This dissertation addresses one of the fundamental issues in landscape architecture, environmental planning as well as the general field of environment and behavior: the relationship between vegetation settings and neighborhood safety. Being built upon a critical debate on whether vegetation is actually helpful or harmful to crime prevention, this piece of research seeks to answer how different types of vegetation affect various categories of crime in neighborhoods with varied socio-economic and environmental characteristics. It has a firm grounding in a group of interdisciplinary theories, including environmental psychology, crime prevention through environmental design (CPTED), and neighborhood criminology. Through synthesizing these theories, an innovative theoretical framework that integrates vegetation factors with traditional crime factors identified by major schools of thought of neighborhood criminology is constructed to comprehensively explain the incidence of neighborhood crime.
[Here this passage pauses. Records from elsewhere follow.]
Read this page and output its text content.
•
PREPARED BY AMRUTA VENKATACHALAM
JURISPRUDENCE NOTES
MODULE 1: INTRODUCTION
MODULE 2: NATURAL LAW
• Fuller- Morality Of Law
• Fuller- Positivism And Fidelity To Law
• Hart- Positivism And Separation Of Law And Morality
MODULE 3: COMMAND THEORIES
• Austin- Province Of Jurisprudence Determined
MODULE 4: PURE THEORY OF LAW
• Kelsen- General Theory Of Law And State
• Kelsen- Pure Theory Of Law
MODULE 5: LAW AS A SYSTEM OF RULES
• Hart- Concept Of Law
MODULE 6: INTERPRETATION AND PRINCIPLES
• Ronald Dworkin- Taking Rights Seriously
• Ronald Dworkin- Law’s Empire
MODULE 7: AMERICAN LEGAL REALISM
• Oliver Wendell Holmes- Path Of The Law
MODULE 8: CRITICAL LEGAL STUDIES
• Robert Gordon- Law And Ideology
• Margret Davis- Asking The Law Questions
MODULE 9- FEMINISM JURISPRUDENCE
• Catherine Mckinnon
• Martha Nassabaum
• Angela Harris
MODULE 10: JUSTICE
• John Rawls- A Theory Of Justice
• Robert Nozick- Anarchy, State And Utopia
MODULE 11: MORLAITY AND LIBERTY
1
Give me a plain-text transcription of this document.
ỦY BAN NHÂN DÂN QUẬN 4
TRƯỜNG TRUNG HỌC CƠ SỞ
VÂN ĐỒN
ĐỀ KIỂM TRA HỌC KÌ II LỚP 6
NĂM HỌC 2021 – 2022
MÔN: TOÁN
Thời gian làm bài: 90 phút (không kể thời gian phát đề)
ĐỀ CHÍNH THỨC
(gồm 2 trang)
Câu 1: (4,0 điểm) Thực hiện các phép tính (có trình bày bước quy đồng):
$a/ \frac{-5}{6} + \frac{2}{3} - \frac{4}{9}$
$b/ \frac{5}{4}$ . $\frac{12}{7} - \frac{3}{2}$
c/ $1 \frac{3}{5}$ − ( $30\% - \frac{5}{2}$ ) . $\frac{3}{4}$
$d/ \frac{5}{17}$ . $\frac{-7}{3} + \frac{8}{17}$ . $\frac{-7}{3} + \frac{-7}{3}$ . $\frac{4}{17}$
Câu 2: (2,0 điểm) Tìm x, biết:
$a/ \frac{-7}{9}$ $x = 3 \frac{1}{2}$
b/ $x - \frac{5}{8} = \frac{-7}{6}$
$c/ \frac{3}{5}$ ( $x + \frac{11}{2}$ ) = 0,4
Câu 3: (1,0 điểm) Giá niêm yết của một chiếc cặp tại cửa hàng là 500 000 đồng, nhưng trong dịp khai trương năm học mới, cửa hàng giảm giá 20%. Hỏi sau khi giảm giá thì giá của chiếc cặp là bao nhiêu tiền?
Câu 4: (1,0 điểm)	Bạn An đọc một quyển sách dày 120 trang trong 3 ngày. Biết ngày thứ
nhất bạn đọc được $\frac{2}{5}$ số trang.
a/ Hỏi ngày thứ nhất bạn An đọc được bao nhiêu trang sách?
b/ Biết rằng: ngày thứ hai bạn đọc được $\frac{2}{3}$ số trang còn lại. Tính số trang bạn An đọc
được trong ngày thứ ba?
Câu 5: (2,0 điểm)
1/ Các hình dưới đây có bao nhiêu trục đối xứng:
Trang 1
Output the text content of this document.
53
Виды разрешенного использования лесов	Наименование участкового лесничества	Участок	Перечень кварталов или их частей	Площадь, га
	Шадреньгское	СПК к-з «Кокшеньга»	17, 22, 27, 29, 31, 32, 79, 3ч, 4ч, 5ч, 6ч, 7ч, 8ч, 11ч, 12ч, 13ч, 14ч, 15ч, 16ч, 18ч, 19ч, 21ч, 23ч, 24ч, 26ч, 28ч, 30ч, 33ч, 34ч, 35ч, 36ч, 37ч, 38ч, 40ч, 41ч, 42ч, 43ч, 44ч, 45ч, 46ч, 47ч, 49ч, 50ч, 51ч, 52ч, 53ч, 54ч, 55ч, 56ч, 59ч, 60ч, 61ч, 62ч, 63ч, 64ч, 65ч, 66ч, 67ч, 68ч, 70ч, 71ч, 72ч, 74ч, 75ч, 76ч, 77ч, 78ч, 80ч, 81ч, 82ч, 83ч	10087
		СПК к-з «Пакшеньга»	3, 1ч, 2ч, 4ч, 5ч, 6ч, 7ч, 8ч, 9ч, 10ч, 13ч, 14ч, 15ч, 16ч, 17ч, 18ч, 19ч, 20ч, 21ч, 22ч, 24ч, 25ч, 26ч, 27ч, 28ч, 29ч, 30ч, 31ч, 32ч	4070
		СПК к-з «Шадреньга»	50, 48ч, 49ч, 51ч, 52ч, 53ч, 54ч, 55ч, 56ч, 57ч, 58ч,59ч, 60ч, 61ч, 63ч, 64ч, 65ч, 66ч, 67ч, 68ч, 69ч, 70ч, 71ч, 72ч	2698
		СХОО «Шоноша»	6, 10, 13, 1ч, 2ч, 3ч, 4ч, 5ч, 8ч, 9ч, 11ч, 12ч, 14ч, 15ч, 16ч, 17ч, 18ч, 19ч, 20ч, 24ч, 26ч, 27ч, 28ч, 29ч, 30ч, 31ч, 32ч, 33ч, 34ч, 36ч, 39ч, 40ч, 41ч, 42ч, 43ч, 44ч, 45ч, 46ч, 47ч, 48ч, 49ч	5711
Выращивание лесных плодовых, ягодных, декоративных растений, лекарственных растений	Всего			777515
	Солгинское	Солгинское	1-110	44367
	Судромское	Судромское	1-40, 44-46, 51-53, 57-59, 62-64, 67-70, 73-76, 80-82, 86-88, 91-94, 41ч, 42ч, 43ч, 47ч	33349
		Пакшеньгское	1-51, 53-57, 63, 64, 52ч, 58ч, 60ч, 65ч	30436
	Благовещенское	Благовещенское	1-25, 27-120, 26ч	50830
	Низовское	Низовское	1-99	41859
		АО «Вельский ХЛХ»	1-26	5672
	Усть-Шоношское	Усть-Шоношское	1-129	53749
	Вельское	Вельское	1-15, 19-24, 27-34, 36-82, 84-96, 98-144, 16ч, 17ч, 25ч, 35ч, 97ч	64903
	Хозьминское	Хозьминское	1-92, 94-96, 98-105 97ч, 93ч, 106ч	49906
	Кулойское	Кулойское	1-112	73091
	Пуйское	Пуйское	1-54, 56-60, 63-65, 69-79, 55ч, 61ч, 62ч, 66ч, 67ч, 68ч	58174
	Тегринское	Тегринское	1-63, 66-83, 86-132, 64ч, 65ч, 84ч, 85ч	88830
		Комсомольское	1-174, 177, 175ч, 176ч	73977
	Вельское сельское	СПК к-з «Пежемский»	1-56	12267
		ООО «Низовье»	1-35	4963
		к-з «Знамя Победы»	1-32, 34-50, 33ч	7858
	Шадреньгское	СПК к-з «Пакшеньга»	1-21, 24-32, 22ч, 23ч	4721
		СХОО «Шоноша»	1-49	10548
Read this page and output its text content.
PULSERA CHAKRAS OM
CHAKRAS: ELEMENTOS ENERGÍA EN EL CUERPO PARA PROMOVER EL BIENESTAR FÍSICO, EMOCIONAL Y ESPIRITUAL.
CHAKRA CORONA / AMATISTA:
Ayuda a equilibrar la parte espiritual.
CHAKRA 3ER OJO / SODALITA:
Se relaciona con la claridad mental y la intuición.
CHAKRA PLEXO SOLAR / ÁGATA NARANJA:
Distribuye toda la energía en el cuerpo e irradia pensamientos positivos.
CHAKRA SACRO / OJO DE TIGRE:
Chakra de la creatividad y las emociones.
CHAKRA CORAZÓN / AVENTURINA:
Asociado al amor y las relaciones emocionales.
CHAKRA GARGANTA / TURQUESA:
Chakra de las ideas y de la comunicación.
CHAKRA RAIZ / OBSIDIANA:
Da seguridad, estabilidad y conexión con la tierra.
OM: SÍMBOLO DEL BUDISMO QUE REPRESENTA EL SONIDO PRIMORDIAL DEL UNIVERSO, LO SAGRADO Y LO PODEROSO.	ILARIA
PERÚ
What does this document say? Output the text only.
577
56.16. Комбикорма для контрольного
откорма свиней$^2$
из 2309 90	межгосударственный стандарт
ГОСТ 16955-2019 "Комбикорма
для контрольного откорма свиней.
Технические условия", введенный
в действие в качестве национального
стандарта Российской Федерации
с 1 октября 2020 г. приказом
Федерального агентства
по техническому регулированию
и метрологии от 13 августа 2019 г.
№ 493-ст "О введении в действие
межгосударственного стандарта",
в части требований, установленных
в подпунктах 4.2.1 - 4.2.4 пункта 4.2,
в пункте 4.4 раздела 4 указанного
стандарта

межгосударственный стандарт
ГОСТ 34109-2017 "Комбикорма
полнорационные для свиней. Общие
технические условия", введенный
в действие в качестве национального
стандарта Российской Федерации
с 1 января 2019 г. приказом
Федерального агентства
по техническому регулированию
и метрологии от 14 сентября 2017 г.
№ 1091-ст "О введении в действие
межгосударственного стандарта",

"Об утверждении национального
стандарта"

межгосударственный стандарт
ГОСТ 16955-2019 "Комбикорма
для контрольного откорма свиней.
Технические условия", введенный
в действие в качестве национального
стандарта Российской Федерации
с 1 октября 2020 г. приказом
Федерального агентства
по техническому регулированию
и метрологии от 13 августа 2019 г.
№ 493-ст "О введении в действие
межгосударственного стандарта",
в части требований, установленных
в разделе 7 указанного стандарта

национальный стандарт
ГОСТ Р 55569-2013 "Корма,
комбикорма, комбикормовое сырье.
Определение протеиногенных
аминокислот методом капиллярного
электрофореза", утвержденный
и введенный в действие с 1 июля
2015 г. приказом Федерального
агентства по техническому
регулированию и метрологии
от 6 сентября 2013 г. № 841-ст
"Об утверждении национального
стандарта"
More specifically, the study seeks to answer how the existence of various types of vegetation settings is related the occurrence of neighborhood crime after removing the effects of major crime factors as identified by neighborhood criminology literature. To achieve these objectives, a data rich environment is built for the investigation of the issue through collecting a rich set of geospatial and attribute data on all relevant factors, including vegetation settings and traditional crime factors, for the study area, i.e. Oakland, California.
With the huge raw dataset at hand, the primary task of research is to transform them into a uniform format through remote sensing image processing and GIS modeling. The data transformation process is therefore in two phases. The first one was to extract detailed, individual-tree level vegetation cover and vegetation height from very high resolution remote sensing images. A comprehensive approach, which consists of image registration, segmentation, object-based image classification, ground truth sampling, accuracy evaluation, and geospatial modeling, is developed for this purpose. A shadow modeling method comprised of geometric modeling, spatial decomposition, geo-processing and other GIS methods is then applied to extract vegetation height from detail image objects of vegetation and shadow. Next, the study further models the view-blocking effects of vegetation settings through a rule-based hierarchical evaluation system. Lastly the accuracy of the approaches is checked with in situ data collected with GPS instruments. Accuracy assessment indicates that the approaches are successful in measuring detailed vegetation distribution and their view-blocking effects.
The second phase of data processing focuses on spatial data integration and modeling. In this phase we transform data from multiple sources and in multiple formats to data in uniform format and consistent quality with state of the art geospatial methods and automated GIS procedures. GIS methods applied include geo-coding, spatial sampling, areal interpolation, network routing, geospatial statistics, etc. As outcome, a new geo-database containing uniform data for over two hundred variables is generated for each of the sampled neighborhoods in Oakland.
To analyze the entire dataset, the research applies multiple regressions and multivariate analyses to answer the proposed research questions, i.e. whether there is a significant relationship between vegetation settings and neighborhood crime, after having controlled the effects of other crime factors. Results of this research prove that the integration of geospatial modeling and advanced statistical analyses is of central importance to ensure the explanation of up to 97% of Part I neighborhood crime. In light of their effects on crime, vegetation settings are found to have a positive relationship with property crime, while a negative relationship with most violent crime. More high view-blocking vegetation settings, especially in public space, are significantly correlated with more violent crime but less property crime. In summary, the relationships between vegetation settings and crime are more complex than that were reported in the literature. How vegetation settings affect neighborhood safety is not only a matter of demographic and socioeconomic status of people, planning and management of urban space, and the construction of landscape settings, but also determined by the mechanisms, through which different types of crime occur in varied social and physical context. Therefore, for various categories of crime, the impacts of landscape settings could be totally different. (Abstract shortened by UMI.)